1 category/type and 1 numeric attribute

Example: number of graduate degree holders and distribution by county

  • Where are the highest and lowest values?
  • How is my data distributed by category?

1 date/time attribute

Examples: street inspections by date, old and recent home sales, age of code violation complaint to compliance date

  • Where are older features and where are newer ones?
  • Which features have dates that are before or after a key date?
  • Which features have a higher age (length of time between two dates) and which have a lower age?

*for feature collections, CSV layers, and CSV files and zipped SHP files only

2 date/time attributes

Example: relationship between age of code violation (how long between complaint and compliance) and how recently the violations occurred

  • Where are older features and where are newer ones?
  • Which features have dates that are before or after a key date?
  • Which features have a higher age (length of time between two dates) and which have a lower age?
  • What is the relationship between the age of features and how old or new they are?

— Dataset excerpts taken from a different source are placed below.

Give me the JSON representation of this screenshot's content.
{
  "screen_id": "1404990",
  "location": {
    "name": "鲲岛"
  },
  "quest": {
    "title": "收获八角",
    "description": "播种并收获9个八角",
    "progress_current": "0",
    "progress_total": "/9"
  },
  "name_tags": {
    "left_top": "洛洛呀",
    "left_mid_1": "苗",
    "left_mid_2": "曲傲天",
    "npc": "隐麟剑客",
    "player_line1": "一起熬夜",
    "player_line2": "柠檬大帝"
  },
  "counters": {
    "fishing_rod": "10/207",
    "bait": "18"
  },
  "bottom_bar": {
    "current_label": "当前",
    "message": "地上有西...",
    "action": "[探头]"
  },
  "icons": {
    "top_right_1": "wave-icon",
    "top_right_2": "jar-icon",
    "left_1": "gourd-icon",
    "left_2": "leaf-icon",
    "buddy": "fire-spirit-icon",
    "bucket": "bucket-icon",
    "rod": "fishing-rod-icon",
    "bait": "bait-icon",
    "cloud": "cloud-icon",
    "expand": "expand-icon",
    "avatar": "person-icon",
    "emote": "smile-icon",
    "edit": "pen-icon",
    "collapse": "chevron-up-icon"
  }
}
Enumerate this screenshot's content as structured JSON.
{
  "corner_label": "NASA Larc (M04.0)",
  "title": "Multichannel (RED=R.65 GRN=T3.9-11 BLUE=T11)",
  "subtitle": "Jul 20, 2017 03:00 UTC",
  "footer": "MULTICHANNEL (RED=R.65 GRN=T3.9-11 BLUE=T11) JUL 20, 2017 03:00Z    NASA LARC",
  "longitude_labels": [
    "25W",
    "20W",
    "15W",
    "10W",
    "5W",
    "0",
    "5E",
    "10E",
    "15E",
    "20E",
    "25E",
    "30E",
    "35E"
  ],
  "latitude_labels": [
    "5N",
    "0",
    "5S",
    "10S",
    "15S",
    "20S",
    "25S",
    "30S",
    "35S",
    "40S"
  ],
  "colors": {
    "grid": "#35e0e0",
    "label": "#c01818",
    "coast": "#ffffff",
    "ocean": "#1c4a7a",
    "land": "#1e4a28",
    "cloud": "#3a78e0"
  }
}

*for feature collections, CSV layers, and CSV files and zipped SHP files only

1 date/time attribute and 1 numeric attribute

Example: length of time since migrants went missing and locations where migrants were found dead

  • Which features have a higher age (length of time between two dates) and which have a lower age?
  • What is the relationship between a feature's age and a numeric attribute value?

*for feature collections, CSV layers, and CSV files and zipped SHP files only

1 date/time attribute and 1 category/type attribute

Example: credit card payments by card type and length of time since payment

  • How is my data distributed by category?
  • Which features have a higher age (length of time between two dates) and which have a lower age?
  • What is the relationship between the age of a feature and its category?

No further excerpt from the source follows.